Peanut butter in general appears to help blunt blood sugar spikes. A pilot study found that adding two tablespoons of peanut butter to a high-glycemic meal reduced the blood sugar spike by about 30% compared to eating the same meal without it. Blood sugar levels were significantly lower at 15, 30, and 60 minutes after eating.

That effect is largely driven by fat, protein, and fiber slowing the absorption of carbohydrates. PBfit retains the protein but loses most of the fat, so it likely still helps with blood sugar management, just not as effectively as regular peanut butter. If blood sugar control is your primary concern, whole peanut butter is probably the better choice.

Who Should Choose PBfit Over Regular Peanut Butter

PBfit makes sense if you’re in a calorie deficit and need to reduce fat intake without giving up peanut flavor entirely. It also works well as a protein boost in recipes where you’re already getting healthy fats from other sources. People who tend to overeat peanut butter straight from the jar may find the powder format naturally limits portion sizes, since it requires mixing before eating.

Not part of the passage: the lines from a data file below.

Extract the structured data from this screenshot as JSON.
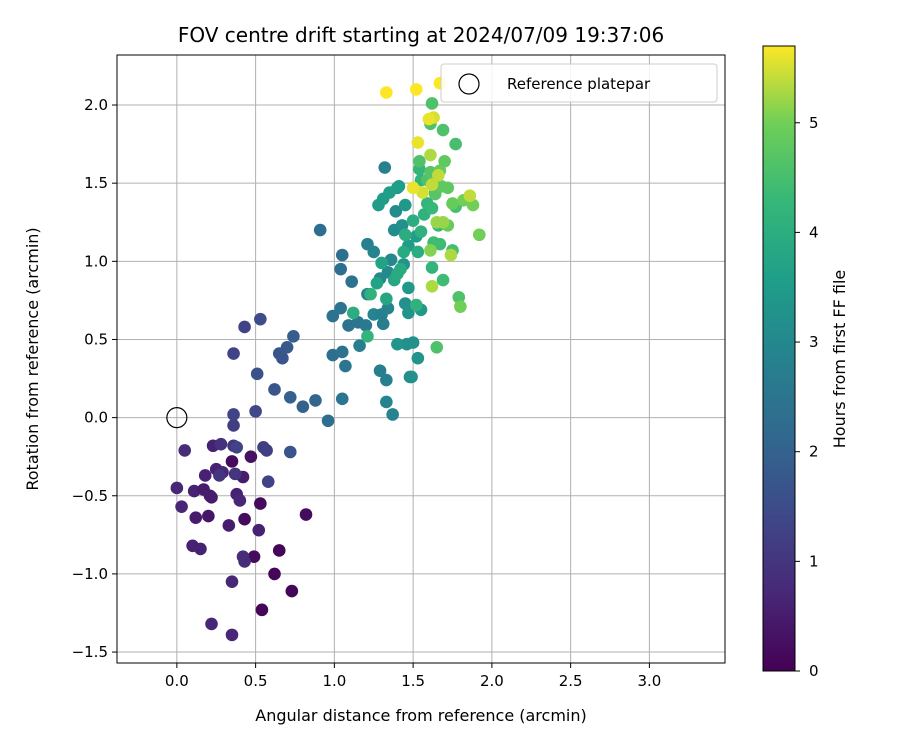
{
  "chart_data": {
    "type": "scatter",
    "title": "FOV centre drift starting at 2024/07/09 19:37:06",
    "xlabel": "Angular distance from reference (arcmin)",
    "ylabel": "Rotation from reference (arcmin)",
    "xlim": [
      -0.38,
      3.48
    ],
    "ylim": [
      -1.57,
      2.32
    ],
    "xticks": [
      0.0,
      0.5,
      1.0,
      1.5,
      2.0,
      2.5,
      3.0
    ],
    "xtick_labels": [
      "0.0",
      "0.5",
      "1.0",
      "1.5",
      "2.0",
      "2.5",
      "3.0"
    ],
    "yticks": [
      -1.5,
      -1.0,
      -0.5,
      0.0,
      0.5,
      1.0,
      1.5,
      2.0
    ],
    "ytick_labels": [
      "−1.5",
      "−1.0",
      "−0.5",
      "0.0",
      "0.5",
      "1.0",
      "1.5",
      "2.0"
    ],
    "grid": true,
    "legend": {
      "position": "top-right",
      "entries": [
        "Reference platepar"
      ]
    },
    "reference_point": {
      "x": 0.0,
      "y": 0.0
    },
    "colorbar": {
      "label": "Hours from first FF file",
      "colormap": "viridis",
      "range": [
        0,
        5.7
      ],
      "ticks": [
        0,
        1,
        2,
        3,
        4,
        5
      ],
      "tick_labels": [
        "0",
        "1",
        "2",
        "3",
        "4",
        "5"
      ]
    },
    "points": [
      {
        "x": 0.54,
        "y": -1.23,
        "h": 0.1
      },
      {
        "x": 0.73,
        "y": -1.11,
        "h": 0.1
      },
      {
        "x": 0.62,
        "y": -1.0,
        "h": 0.1
      },
      {
        "x": 0.65,
        "y": -0.85,
        "h": 0.1
      },
      {
        "x": 0.49,
        "y": -0.89,
        "h": 0.2
      },
      {
        "x": 0.82,
        "y": -0.62,
        "h": 0.2
      },
      {
        "x": 0.43,
        "y": -0.65,
        "h": 0.2
      },
      {
        "x": 0.53,
        "y": -0.55,
        "h": 0.2
      },
      {
        "x": 0.35,
        "y": -0.28,
        "h": 0.2
      },
      {
        "x": 0.47,
        "y": -0.25,
        "h": 0.3
      },
      {
        "x": 0.2,
        "y": -0.63,
        "h": 0.4
      },
      {
        "x": 0.21,
        "y": -0.5,
        "h": 0.4
      },
      {
        "x": 0.33,
        "y": -0.69,
        "h": 0.5
      },
      {
        "x": 0.52,
        "y": -0.72,
        "h": 0.6
      },
      {
        "x": 0.12,
        "y": -0.64,
        "h": 0.5
      },
      {
        "x": 0.11,
        "y": -0.47,
        "h": 0.6
      },
      {
        "x": 0.17,
        "y": -0.46,
        "h": 0.5
      },
      {
        "x": 0.22,
        "y": -0.51,
        "h": 0.5
      },
      {
        "x": 0.42,
        "y": -0.38,
        "h": 0.5
      },
      {
        "x": 0.38,
        "y": -0.49,
        "h": 0.6
      },
      {
        "x": 0.25,
        "y": -0.33,
        "h": 0.6
      },
      {
        "x": 0.18,
        "y": -0.37,
        "h": 0.6
      },
      {
        "x": 0.29,
        "y": -0.35,
        "h": 0.7
      },
      {
        "x": 0.23,
        "y": -0.18,
        "h": 0.6
      },
      {
        "x": 0.4,
        "y": -0.53,
        "h": 0.7
      },
      {
        "x": 0.1,
        "y": -0.82,
        "h": 0.6
      },
      {
        "x": 0.15,
        "y": -0.84,
        "h": 0.6
      },
      {
        "x": 0.35,
        "y": -1.05,
        "h": 0.7
      },
      {
        "x": 0.22,
        "y": -1.32,
        "h": 0.7
      },
      {
        "x": 0.35,
        "y": -1.39,
        "h": 0.7
      },
      {
        "x": 0.42,
        "y": -0.89,
        "h": 0.8
      },
      {
        "x": 0.43,
        "y": -0.92,
        "h": 0.8
      },
      {
        "x": 0.0,
        "y": -0.45,
        "h": 0.7
      },
      {
        "x": 0.03,
        "y": -0.57,
        "h": 0.7
      },
      {
        "x": 0.05,
        "y": -0.21,
        "h": 0.8
      },
      {
        "x": 0.28,
        "y": -0.17,
        "h": 0.9
      },
      {
        "x": 0.36,
        "y": -0.18,
        "h": 1.0
      },
      {
        "x": 0.27,
        "y": -0.37,
        "h": 1.0
      },
      {
        "x": 0.37,
        "y": -0.36,
        "h": 1.0
      },
      {
        "x": 0.55,
        "y": -0.19,
        "h": 1.2
      },
      {
        "x": 0.57,
        "y": -0.21,
        "h": 1.2
      },
      {
        "x": 0.58,
        "y": -0.41,
        "h": 1.3
      },
      {
        "x": 0.36,
        "y": -0.05,
        "h": 1.2
      },
      {
        "x": 0.36,
        "y": 0.02,
        "h": 1.3
      },
      {
        "x": 0.38,
        "y": -0.19,
        "h": 1.3
      },
      {
        "x": 0.5,
        "y": 0.04,
        "h": 1.4
      },
      {
        "x": 0.36,
        "y": 0.41,
        "h": 1.3
      },
      {
        "x": 0.43,
        "y": 0.58,
        "h": 1.3
      },
      {
        "x": 0.53,
        "y": 0.63,
        "h": 1.5
      },
      {
        "x": 0.51,
        "y": 0.28,
        "h": 1.6
      },
      {
        "x": 0.62,
        "y": 0.18,
        "h": 1.7
      },
      {
        "x": 0.65,
        "y": 0.41,
        "h": 1.7
      },
      {
        "x": 0.67,
        "y": 0.38,
        "h": 1.7
      },
      {
        "x": 0.7,
        "y": 0.45,
        "h": 1.8
      },
      {
        "x": 0.74,
        "y": 0.52,
        "h": 1.9
      },
      {
        "x": 0.72,
        "y": 0.13,
        "h": 2.0
      },
      {
        "x": 0.8,
        "y": 0.07,
        "h": 2.0
      },
      {
        "x": 0.88,
        "y": 0.11,
        "h": 2.1
      },
      {
        "x": 0.96,
        "y": -0.02,
        "h": 2.3
      },
      {
        "x": 0.72,
        "y": -0.22,
        "h": 1.7
      },
      {
        "x": 0.91,
        "y": 1.2,
        "h": 2.3
      },
      {
        "x": 1.05,
        "y": 0.12,
        "h": 2.5
      },
      {
        "x": 0.99,
        "y": 0.4,
        "h": 2.3
      },
      {
        "x": 1.05,
        "y": 0.42,
        "h": 2.4
      },
      {
        "x": 1.07,
        "y": 0.33,
        "h": 2.5
      },
      {
        "x": 0.99,
        "y": 0.65,
        "h": 2.4
      },
      {
        "x": 1.04,
        "y": 0.7,
        "h": 2.5
      },
      {
        "x": 1.09,
        "y": 0.59,
        "h": 2.4
      },
      {
        "x": 1.04,
        "y": 0.95,
        "h": 2.3
      },
      {
        "x": 1.05,
        "y": 1.04,
        "h": 2.3
      },
      {
        "x": 1.11,
        "y": 0.87,
        "h": 2.4
      },
      {
        "x": 1.15,
        "y": 0.61,
        "h": 2.5
      },
      {
        "x": 1.16,
        "y": 0.46,
        "h": 2.7
      },
      {
        "x": 1.2,
        "y": 0.59,
        "h": 2.6
      },
      {
        "x": 1.21,
        "y": 0.79,
        "h": 2.8
      },
      {
        "x": 1.21,
        "y": 1.11,
        "h": 2.8
      },
      {
        "x": 1.25,
        "y": 1.06,
        "h": 2.9
      },
      {
        "x": 1.25,
        "y": 0.66,
        "h": 2.9
      },
      {
        "x": 1.29,
        "y": 0.3,
        "h": 2.7
      },
      {
        "x": 1.33,
        "y": 0.24,
        "h": 2.8
      },
      {
        "x": 1.33,
        "y": 0.1,
        "h": 2.9
      },
      {
        "x": 1.37,
        "y": 0.02,
        "h": 2.9
      },
      {
        "x": 1.32,
        "y": 1.6,
        "h": 2.8
      },
      {
        "x": 1.29,
        "y": 0.89,
        "h": 3.0
      },
      {
        "x": 1.3,
        "y": 0.66,
        "h": 2.8
      },
      {
        "x": 1.31,
        "y": 0.6,
        "h": 2.7
      },
      {
        "x": 1.34,
        "y": 0.7,
        "h": 2.9
      },
      {
        "x": 1.34,
        "y": 0.93,
        "h": 3.0
      },
      {
        "x": 1.36,
        "y": 1.01,
        "h": 3.0
      },
      {
        "x": 1.38,
        "y": 1.2,
        "h": 3.1
      },
      {
        "x": 1.39,
        "y": 1.32,
        "h": 3.1
      },
      {
        "x": 1.4,
        "y": 1.47,
        "h": 3.2
      },
      {
        "x": 1.43,
        "y": 1.23,
        "h": 3.2
      },
      {
        "x": 1.44,
        "y": 0.98,
        "h": 3.3
      },
      {
        "x": 1.45,
        "y": 0.73,
        "h": 3.2
      },
      {
        "x": 1.47,
        "y": 0.67,
        "h": 3.3
      },
      {
        "x": 1.46,
        "y": 0.47,
        "h": 3.2
      },
      {
        "x": 1.48,
        "y": 0.26,
        "h": 3.1
      },
      {
        "x": 1.49,
        "y": 0.26,
        "h": 3.2
      },
      {
        "x": 1.4,
        "y": 0.47,
        "h": 3.3
      },
      {
        "x": 1.5,
        "y": 0.48,
        "h": 3.2
      },
      {
        "x": 1.53,
        "y": 0.38,
        "h": 3.3
      },
      {
        "x": 1.55,
        "y": 0.69,
        "h": 3.4
      },
      {
        "x": 1.47,
        "y": 0.83,
        "h": 3.4
      },
      {
        "x": 1.45,
        "y": 1.36,
        "h": 3.4
      },
      {
        "x": 1.47,
        "y": 1.1,
        "h": 3.5
      },
      {
        "x": 1.52,
        "y": 1.16,
        "h": 3.6
      },
      {
        "x": 1.28,
        "y": 1.36,
        "h": 3.5
      },
      {
        "x": 1.31,
        "y": 1.4,
        "h": 3.5
      },
      {
        "x": 1.35,
        "y": 1.44,
        "h": 3.6
      },
      {
        "x": 1.41,
        "y": 1.48,
        "h": 3.6
      },
      {
        "x": 1.27,
        "y": 0.86,
        "h": 3.7
      },
      {
        "x": 1.3,
        "y": 0.99,
        "h": 3.7
      },
      {
        "x": 1.33,
        "y": 0.76,
        "h": 3.8
      },
      {
        "x": 1.38,
        "y": 0.88,
        "h": 3.8
      },
      {
        "x": 1.4,
        "y": 0.92,
        "h": 3.9
      },
      {
        "x": 1.42,
        "y": 0.95,
        "h": 3.9
      },
      {
        "x": 1.44,
        "y": 1.06,
        "h": 3.9
      },
      {
        "x": 1.45,
        "y": 1.17,
        "h": 4.0
      },
      {
        "x": 1.5,
        "y": 1.26,
        "h": 4.0
      },
      {
        "x": 1.53,
        "y": 1.06,
        "h": 4.0
      },
      {
        "x": 1.55,
        "y": 1.19,
        "h": 4.1
      },
      {
        "x": 1.57,
        "y": 1.3,
        "h": 4.1
      },
      {
        "x": 1.59,
        "y": 1.37,
        "h": 4.2
      },
      {
        "x": 1.55,
        "y": 1.52,
        "h": 4.2
      },
      {
        "x": 1.54,
        "y": 1.59,
        "h": 4.2
      },
      {
        "x": 1.23,
        "y": 0.79,
        "h": 4.1
      },
      {
        "x": 1.21,
        "y": 0.52,
        "h": 4.2
      },
      {
        "x": 1.12,
        "y": 0.67,
        "h": 4.0
      },
      {
        "x": 1.52,
        "y": 0.72,
        "h": 4.1
      },
      {
        "x": 1.62,
        "y": 0.96,
        "h": 4.2
      },
      {
        "x": 1.62,
        "y": 1.34,
        "h": 4.3
      },
      {
        "x": 1.64,
        "y": 1.44,
        "h": 4.3
      },
      {
        "x": 1.66,
        "y": 1.23,
        "h": 4.3
      },
      {
        "x": 1.63,
        "y": 1.12,
        "h": 4.4
      },
      {
        "x": 1.67,
        "y": 1.11,
        "h": 4.4
      },
      {
        "x": 1.69,
        "y": 0.88,
        "h": 4.4
      },
      {
        "x": 1.75,
        "y": 1.07,
        "h": 4.5
      },
      {
        "x": 1.77,
        "y": 1.35,
        "h": 4.5
      },
      {
        "x": 1.79,
        "y": 0.77,
        "h": 4.6
      },
      {
        "x": 1.65,
        "y": 0.45,
        "h": 4.6
      },
      {
        "x": 1.54,
        "y": 1.64,
        "h": 4.6
      },
      {
        "x": 1.59,
        "y": 1.52,
        "h": 4.6
      },
      {
        "x": 1.61,
        "y": 1.57,
        "h": 4.7
      },
      {
        "x": 1.64,
        "y": 1.43,
        "h": 4.7
      },
      {
        "x": 1.68,
        "y": 1.48,
        "h": 4.8
      },
      {
        "x": 1.7,
        "y": 1.64,
        "h": 4.8
      },
      {
        "x": 1.72,
        "y": 1.47,
        "h": 4.8
      },
      {
        "x": 1.67,
        "y": 1.58,
        "h": 4.9
      },
      {
        "x": 1.75,
        "y": 1.37,
        "h": 4.9
      },
      {
        "x": 1.77,
        "y": 1.75,
        "h": 4.5
      },
      {
        "x": 1.61,
        "y": 1.88,
        "h": 4.6
      },
      {
        "x": 1.69,
        "y": 1.84,
        "h": 4.6
      },
      {
        "x": 1.62,
        "y": 2.01,
        "h": 4.6
      },
      {
        "x": 1.72,
        "y": 1.23,
        "h": 4.9
      },
      {
        "x": 1.8,
        "y": 0.71,
        "h": 5.0
      },
      {
        "x": 1.82,
        "y": 1.39,
        "h": 5.0
      },
      {
        "x": 1.88,
        "y": 1.36,
        "h": 5.0
      },
      {
        "x": 1.92,
        "y": 1.17,
        "h": 5.0
      },
      {
        "x": 1.61,
        "y": 1.07,
        "h": 5.1
      },
      {
        "x": 1.65,
        "y": 1.25,
        "h": 5.2
      },
      {
        "x": 1.69,
        "y": 1.25,
        "h": 5.2
      },
      {
        "x": 1.74,
        "y": 1.04,
        "h": 5.3
      },
      {
        "x": 1.62,
        "y": 0.84,
        "h": 5.3
      },
      {
        "x": 1.61,
        "y": 1.68,
        "h": 5.3
      },
      {
        "x": 1.66,
        "y": 1.55,
        "h": 5.4
      },
      {
        "x": 1.62,
        "y": 1.49,
        "h": 5.4
      },
      {
        "x": 1.86,
        "y": 1.42,
        "h": 5.4
      },
      {
        "x": 1.56,
        "y": 1.44,
        "h": 5.5
      },
      {
        "x": 1.5,
        "y": 1.47,
        "h": 5.6
      },
      {
        "x": 1.53,
        "y": 1.76,
        "h": 5.6
      },
      {
        "x": 1.63,
        "y": 1.92,
        "h": 5.5
      },
      {
        "x": 1.6,
        "y": 1.91,
        "h": 5.6
      },
      {
        "x": 1.33,
        "y": 2.08,
        "h": 5.7
      },
      {
        "x": 1.52,
        "y": 2.1,
        "h": 5.7
      },
      {
        "x": 1.67,
        "y": 2.14,
        "h": 5.7
      }
    ]
  }
}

It’s less ideal as a full replacement for regular peanut butter in your diet. If peanut butter is one of your main sources of healthy fat, switching entirely to PBfit means you need to get those fats elsewhere. For most people, the best approach is using both: regular peanut butter when you want a satisfying snack with lasting fullness, and PBfit when you want peanut flavor without the calorie load. Neither version is unhealthy. The question is which one fits the role you need it to play in a given meal.